Loves grow like vines in time around the trestle of the night, flammable and flickering, cold in a snapshot like people turn cold sometimes when you take them out of context. Julia is always better in flesh than photograph.
We’ll lie together. Sure, we’ll lie together, why not? Lie together just and it’ll all be true and fine! I have her in mind, out in the street, singing silent songs saccharrine in a sweet sappy smile, beaming bright out at the moon and the unstirred sky. Out in the middle of the street on the way to our baby, like at a train station, like finding myself pregnant, our baby, on our way to bring Julia the moon!
Pavement rolls beneath the big bad beast of a car as I cruise alone, tooling down the depthless drag at exceptional speeds! Street slides, oh my! a slow silver stream, signs and bricks and windows flickering interuptions as they vanish! Ricky-o best be ready for me when i get there. No time for fucking around this is serious business serious time serious stakes set and we must rise to the occasion even that lazy bastard!

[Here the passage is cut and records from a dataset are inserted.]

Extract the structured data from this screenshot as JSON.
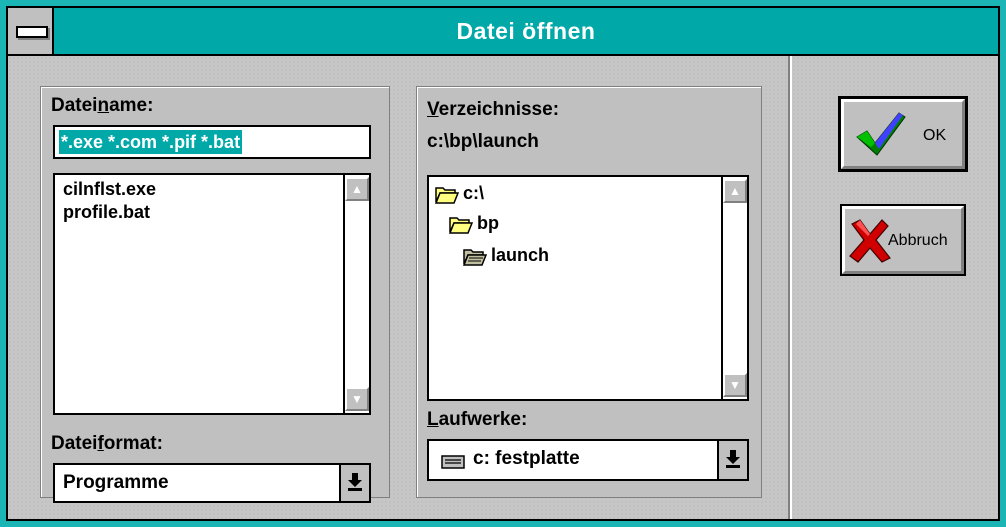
{
  "window": {
    "title": "Datei öffnen"
  },
  "filename": {
    "label_pre": "Datei",
    "label_ul": "n",
    "label_post": "ame:",
    "value": "*.exe *.com *.pif *.bat",
    "files": [
      "cilnflst.exe",
      "profile.bat"
    ]
  },
  "fileformat": {
    "label_pre": "Datei",
    "label_ul": "f",
    "label_post": "ormat:",
    "value": "Programme"
  },
  "directories": {
    "label_ul": "V",
    "label_post": "erzeichnisse:",
    "current_path": "c:\\bp\\launch",
    "tree": [
      "c:\\",
      "bp",
      "launch"
    ]
  },
  "drives": {
    "label_ul": "L",
    "label_post": "aufwerke:",
    "value": "c: festplatte"
  },
  "buttons": {
    "ok": "OK",
    "cancel": "Abbruch"
  },
  "colors": {
    "titlebar": "#00a8a8",
    "frame": "#1cb5b5",
    "face": "#c0c0c0"
  },
  "icons": {
    "ok": "checkmark-icon",
    "cancel": "x-icon",
    "folder": "folder-icon",
    "drive": "hard-drive-icon"
  }
}
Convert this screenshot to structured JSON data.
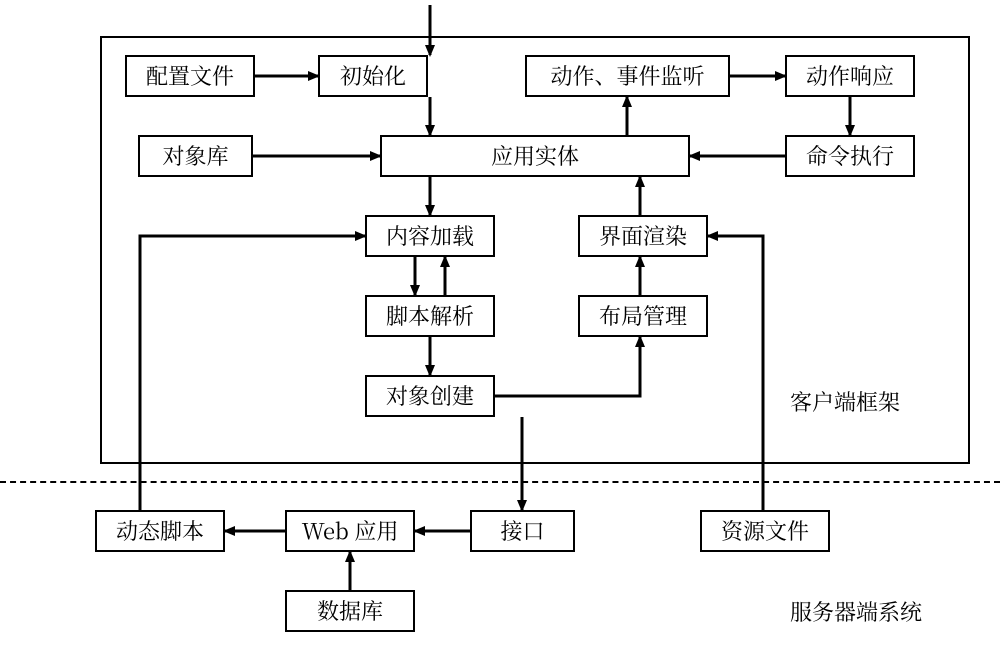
{
  "labels": {
    "config_file": "配置文件",
    "init": "初始化",
    "action_listen": "动作、事件监听",
    "action_response": "动作响应",
    "object_lib": "对象库",
    "app_entity": "应用实体",
    "cmd_exec": "命令执行",
    "content_load": "内容加载",
    "ui_render": "界面渲染",
    "script_parse": "脚本解析",
    "layout_mgmt": "布局管理",
    "obj_create": "对象创建",
    "dyn_script": "动态脚本",
    "web_app": "Web 应用",
    "interface": "接口",
    "res_file": "资源文件",
    "database": "数据库",
    "client_frame": "客户端框架",
    "server_system": "服务器端系统"
  }
}
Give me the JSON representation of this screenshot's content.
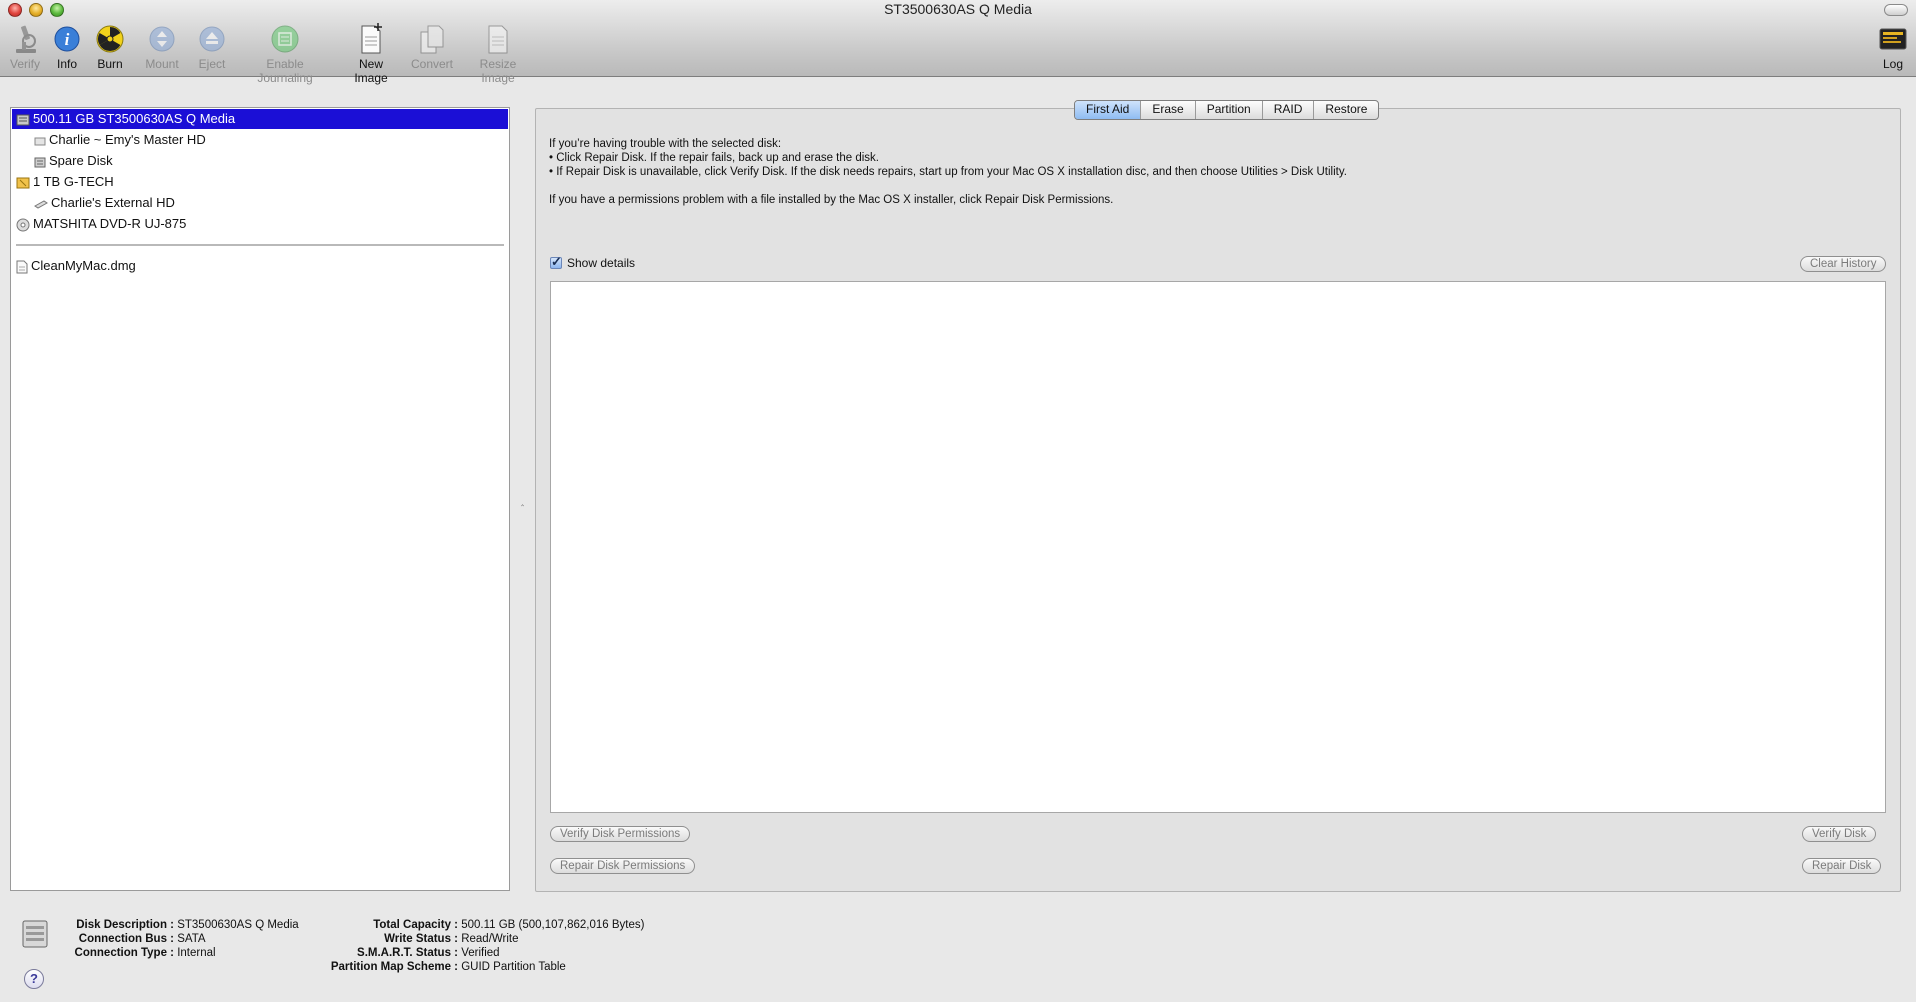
{
  "window": {
    "title": "ST3500630AS Q Media"
  },
  "toolbar": {
    "items": [
      {
        "label": "Verify",
        "icon": "microscope-icon",
        "enabled": false
      },
      {
        "label": "Info",
        "icon": "info-icon",
        "enabled": true
      },
      {
        "label": "Burn",
        "icon": "burn-icon",
        "enabled": true
      },
      {
        "label": "Mount",
        "icon": "mount-icon",
        "enabled": false
      },
      {
        "label": "Eject",
        "icon": "eject-icon",
        "enabled": false
      },
      {
        "label": "Enable Journaling",
        "icon": "journaling-icon",
        "enabled": false
      },
      {
        "label": "New Image",
        "icon": "new-image-icon",
        "enabled": true
      },
      {
        "label": "Convert",
        "icon": "convert-icon",
        "enabled": false
      },
      {
        "label": "Resize Image",
        "icon": "resize-image-icon",
        "enabled": false
      }
    ],
    "log_label": "Log"
  },
  "sidebar": {
    "items": [
      {
        "label": "500.11 GB ST3500630AS Q Media",
        "icon": "internal-disk-icon",
        "selected": true
      },
      {
        "label": "Charlie ~ Emy's Master HD",
        "icon": "volume-icon",
        "selected": false
      },
      {
        "label": "Spare Disk",
        "icon": "volume-icon",
        "selected": false
      },
      {
        "label": "1 TB G-TECH",
        "icon": "external-disk-icon",
        "selected": false
      },
      {
        "label": "Charlie's External HD",
        "icon": "volume-icon",
        "selected": false
      },
      {
        "label": "MATSHITA DVD-R UJ-875",
        "icon": "optical-drive-icon",
        "selected": false
      },
      {
        "label": "CleanMyMac.dmg",
        "icon": "disk-image-icon",
        "selected": false
      }
    ]
  },
  "tabs": [
    {
      "label": "First Aid",
      "active": true
    },
    {
      "label": "Erase",
      "active": false
    },
    {
      "label": "Partition",
      "active": false
    },
    {
      "label": "RAID",
      "active": false
    },
    {
      "label": "Restore",
      "active": false
    }
  ],
  "first_aid": {
    "intro": "If you’re having trouble with the selected disk:",
    "bullet1": "• Click Repair Disk. If the repair fails, back up and erase the disk.",
    "bullet2": "• If Repair Disk is unavailable, click Verify Disk. If the disk needs repairs, start up from your Mac OS X installation disc, and then choose Utilities > Disk Utility.",
    "permissions_note": "If you have a permissions problem with a file installed by the Mac OS X installer, click Repair Disk Permissions.",
    "show_details_label": "Show details",
    "show_details_checked": true,
    "clear_history_label": "Clear History",
    "verify_permissions_label": "Verify Disk Permissions",
    "repair_permissions_label": "Repair Disk Permissions",
    "verify_disk_label": "Verify Disk",
    "repair_disk_label": "Repair Disk"
  },
  "disk_info": {
    "left": [
      {
        "key": "Disk Description :",
        "value": "ST3500630AS Q Media"
      },
      {
        "key": "Connection Bus :",
        "value": "SATA"
      },
      {
        "key": "Connection Type :",
        "value": "Internal"
      }
    ],
    "right": [
      {
        "key": "Total Capacity :",
        "value": "500.11 GB (500,107,862,016 Bytes)"
      },
      {
        "key": "Write Status :",
        "value": "Read/Write"
      },
      {
        "key": "S.M.A.R.T. Status :",
        "value": "Verified"
      },
      {
        "key": "Partition Map Scheme :",
        "value": "GUID Partition Table"
      }
    ],
    "help_glyph": "?"
  },
  "colors": {
    "selection": "#1b0fd6",
    "active_tab": "#8fbcf2"
  }
}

Generations of desperation peel off. I become the car feel the alabaster wheels and the shiny rims and the angry autoplathic fells of the flatline-living lusty bastard beast belches black jets from the tailpipe all like bone and gristle, vein and privacy to me. I own! I am! Nothing prettier than that. I own it all, on my way, on my way to Ricky-o that mad bad dyejob joker conjob croaker soon to be known as conscript numero uno, oh ye – what the fuck was that? I interrupt myself as i jump a lump in the street and wheel my way round to the side of place. This is the place, so he better be ready and for a moment again I wonder what it was, why it was wearing pants, but i have business so curiosity and morbidity will just have to wait. I ever even get to it, which I might not at all just plow on forth fulfilled in the canny kenning that my supremacy comes right out of surviving all the rest!